Perfectly trained hens
Frans Smets (58) and his wife Rita (57) run a rearing farm for free-range layer hens in the Belgian community of Kasterlee (south of Turnhout). Rita has a part-time job and helps out when things get busy at the company. Their two hen houses from 2004 provide space for the rearing of 39,500 free-range layer hens. The newer facility (from 2010) houses 59,500 free-range layer hens. Frans selected Vencomatic Group's Jump Start system for all three houses. Frans Smets was the first Flemish poultry farmer to install the Vencomatic Group's Jump Start system at his company. Jump Start allows Frans to supply perfectly trained hens to his clients.
Before becoming a poultry farmer, he worked as a carpenter for fourteen years. In the early nineties, he took over a broiler farm with two houses in Kasterlee. Frans: "I started with broilers in 1993. Partly due to the dioxin crisis, I was wondering (around 2003) how I wanted to continue with our business. I noticed that there was a considerable demand for free-range hens, so I started rearing in 2004. An advantage of rearing is that you regularly have a quiet period for yourself,Another factor was that I had no desire to collect eggs." He converted his two hen houses for the rearing of 39,500 free-range layer hens and chose for the new Jump Start system.
Frans remembers negotiating at his kitchen table with the Vencomatic Group sales representative in 2004. The sales representative gave a solid sales pitch for the Jump Start, when he suddenly stopped. Frans: "The salesman looked at me and said: "Well, I guess a Fleming won't buy anything from a Dutchman.” So I poured a glass of Trappist beer. After a few more, we signed and completed the sale."
Frans was the first poultry farmer in Flanders to install the Jump Start system at his company. Fellow poultry farmers and even the people of the hatchery thought that he was crazy. "They told me: ‘A return to free-range means going back to square one.’ But I believed in Jump Start and the reward for rearing was good." In 2010, Frans built a new hen house for 59,500 free-range layer hens at a second location a little further away, and there he also chose for the Jump Start system. He is particularly happy with the high uniformity of the system: 93 percent with brown hens and 96 percent with white hens.

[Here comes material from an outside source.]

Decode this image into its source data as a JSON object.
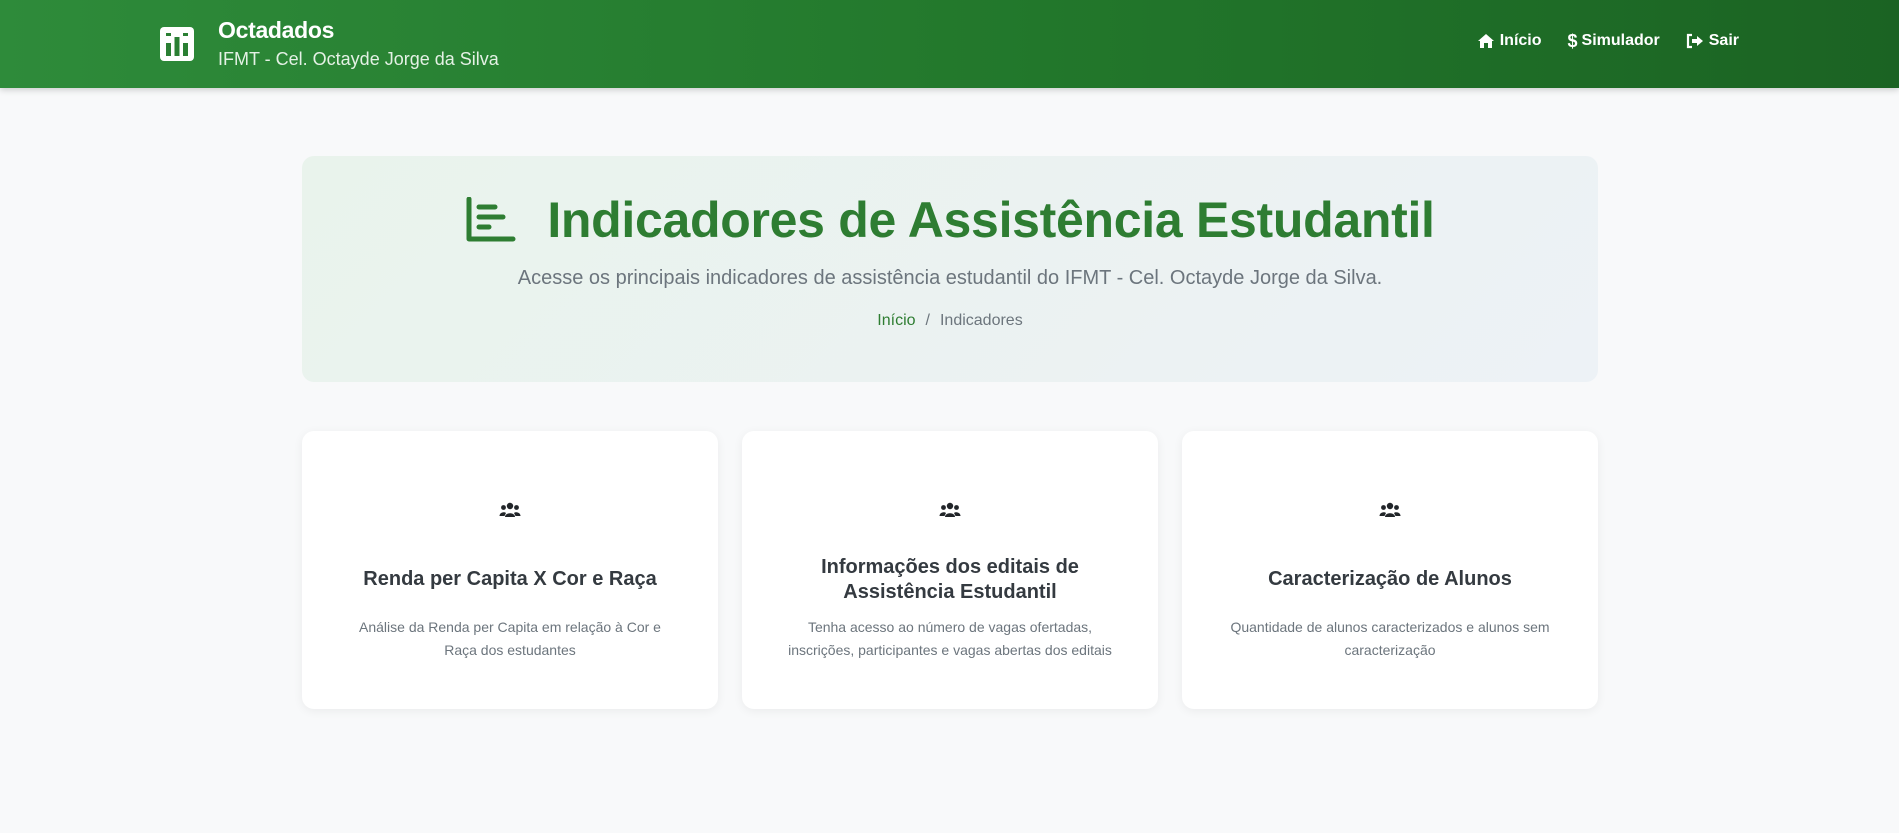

But Frans considers it equally important that Jump Start lives up to the promise of 'perfectly trained hens' that will do well in an aviary system. "From day 10, the winchable plateau with water is pulled up by 4 centimetres at a time. So to get to the water, the hens must jump higher and higher." In the end, the drinking level is at 1.5 metres, which means that the hens can jump well. After 17 weeks, Frans sees this when he turns off the lights in the evening and the animals all go to rest as high up as possible in their hen house. Frans: "When the hens jump up into the system in the evening, they immediately find water and feed in the morning – and that ensures high uniformity. This is also the big advantage of Jump Start over a row system with water and feed at the same level. The advantage of a row system is that you have less work, but I prefer a bit more work in return for a lot more uniformity."
Of course, the poultry farmers, who buy hens from Frans, share his desire for perfectly trained animals. Frans wants the farmers to be happy, as they pay good money for the layer hens. They must be able to earn a return on their investment, and that also implies as few floor eggs as possible. Frans: "Picking up thousands of floor eggs every day is a nightmare. That's why the hens must have learned to sit upstairs at night, because that will make them lay their eggs in the laying nest in the morning. That's the idea behind the jump training of the Jump Start system."
The Flemish poultry farmer is happy with Jump Start, although hens with whole beaks have been an issue in the last three years. Frans: "The KAT has banned debeaking and the farmers have agreed. But pecking may occur out of boredom, but also if intestinal health is not 100 percent, for example. And since the animals in the Jump Start system run free, you have to keep an eye on that. So we give them lucerne and picking stones; one stone per 1,000 chicks. It is also a matter of adjusting feed and light. And we play music: pop music from Studio Brussels." Frans explains that he plays the music relatively loud to mask any sounds that could frighten the hens, such as a falling bucket or a passing aeroplane.
If Frans Smets were to expand his company now, he would certainly choose Jump Start again. Frans: "It's because of the people who work at Vencomatic Group. They truly care about the hens. They're passionate about their work, and you can feel it. Their goal is to create the best possible system. This means a system where both the farmer and the hen are happy with. Actually, Jump Start is like an entertainment park for hens; they move and they jump and have access to everything."